His philosophy later even found its way into the programming of public television. There the most beautiful repetitions are revolved again and again in the summer months. In 1986, ARD, allegedly by mistake, broadcast Chancellor Helmut Kohl’s New Year’s speech from the previous year. The fact that he wished the Germans “a peaceful 1986” on the last day of the year is only mentioned to the fewest; Most people didn’t listen to the “Fat from Oggersheim” anyway, and if you’re honest: In the cozy cloud of the New Year’s speeches you rarely find anything tangible.

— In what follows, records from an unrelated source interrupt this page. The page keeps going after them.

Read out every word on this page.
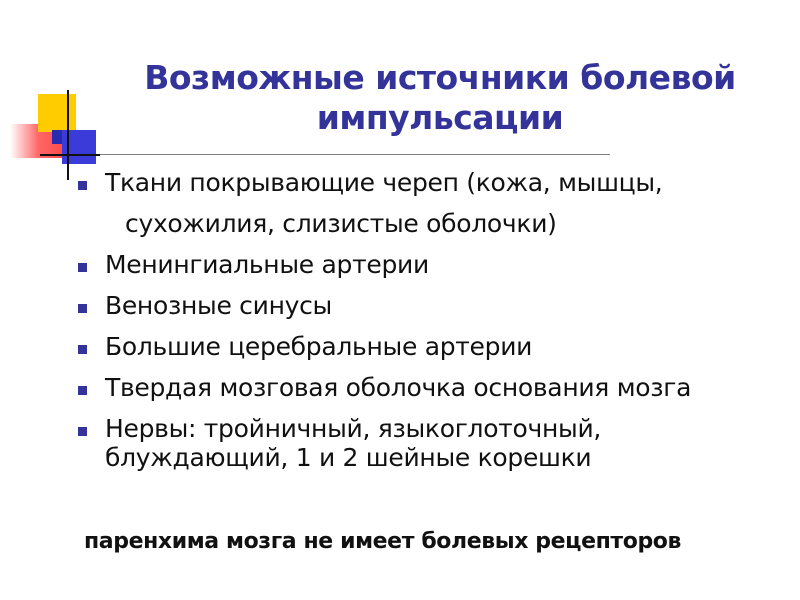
Возможные источники болевой
импульсации
Ткани покрывающие череп (кожа, мышцы,
сухожилия, слизистые оболочки)
Менингиальные артерии
Венозные синусы
Большие церебральные артерии
Твердая мозговая оболочка основания мозга
Нервы: тройничный, языкоглоточный, блуждающий, 1 и 2 шейные корешки
паренхима мозга не имеет болевых рецепторов
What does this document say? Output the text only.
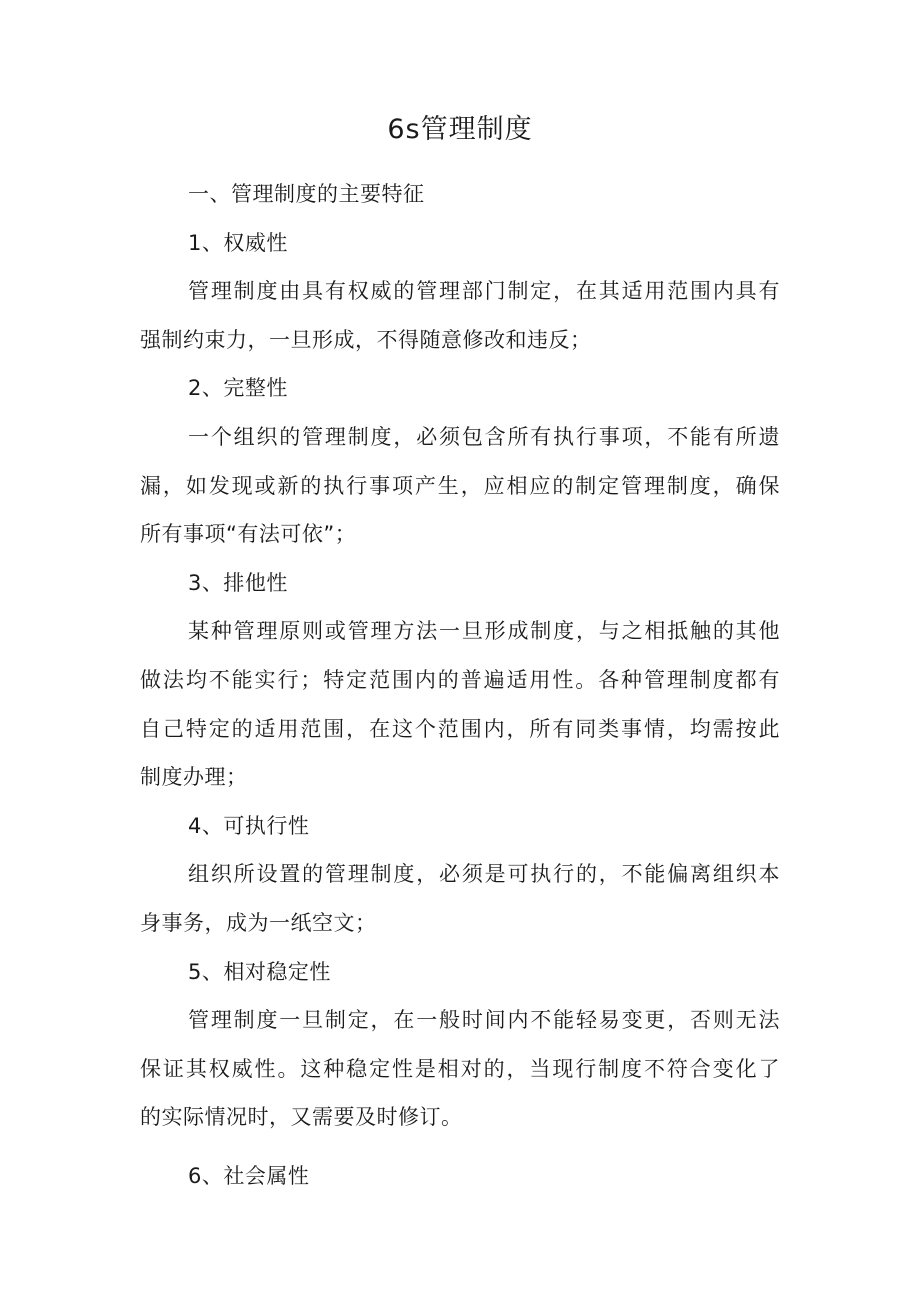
6s管理制度
一、管理制度的主要特征
1、权威性
管理制度由具有权威的管理部门制定，在其适用范围内具有
强制约束力，一旦形成，不得随意修改和违反；
2、完整性
一个组织的管理制度，必须包含所有执行事项，不能有所遗
漏，如发现或新的执行事项产生，应相应的制定管理制度，确保
所有事项“有法可依”；
3、排他性
某种管理原则或管理方法一旦形成制度，与之相抵触的其他
做法均不能实行；特定范围内的普遍适用性。各种管理制度都有
自己特定的适用范围，在这个范围内，所有同类事情，均需按此
制度办理；
4、可执行性
组织所设置的管理制度，必须是可执行的，不能偏离组织本
身事务，成为一纸空文；
5、相对稳定性
管理制度一旦制定，在一般时间内不能轻易变更，否则无法
保证其权威性。这种稳定性是相对的，当现行制度不符合变化了
的实际情况时，又需要及时修订。
6、社会属性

However, one should not underestimate the power of speech. Like the constant dripping, the word also has an effect if it is only repeated often enough. Cato the Elder is said to have put his famous “Ceterum censeo Carthaginem esse delendam” at the beginning of each of his speeches with the persistence of a Scholzomato. He did this until Carthage was actually flattened. Quod erat demonstrandum. You just have to annoy them long enough. Annoy long enough. Annoy long enough. Annoy long enough.
In the struggle for the S-Bahn Nordring, Dachau’s Lord Mayor Florian Hartmann recently sent a letter to the Bavarian Transport Minister Kerstin Schreyer in which he once again explained that it would be a very good idea to also connect the large district town of Dachau. The arguments put forward by the mayor were not new, even the wording was identical to the selected letter to Ms. Schreyer’s predecessor, Hans Reichhart. Since there are certainly no family ties between the three and the Dachau town hall administration works slowly but certainly not sloppily, Hartmann’s Nordring II project can neither be assigned to the category of talkative uncle nor bumbling program director. You have to see an Upper Bavarian Cato in the mayor of Dachau.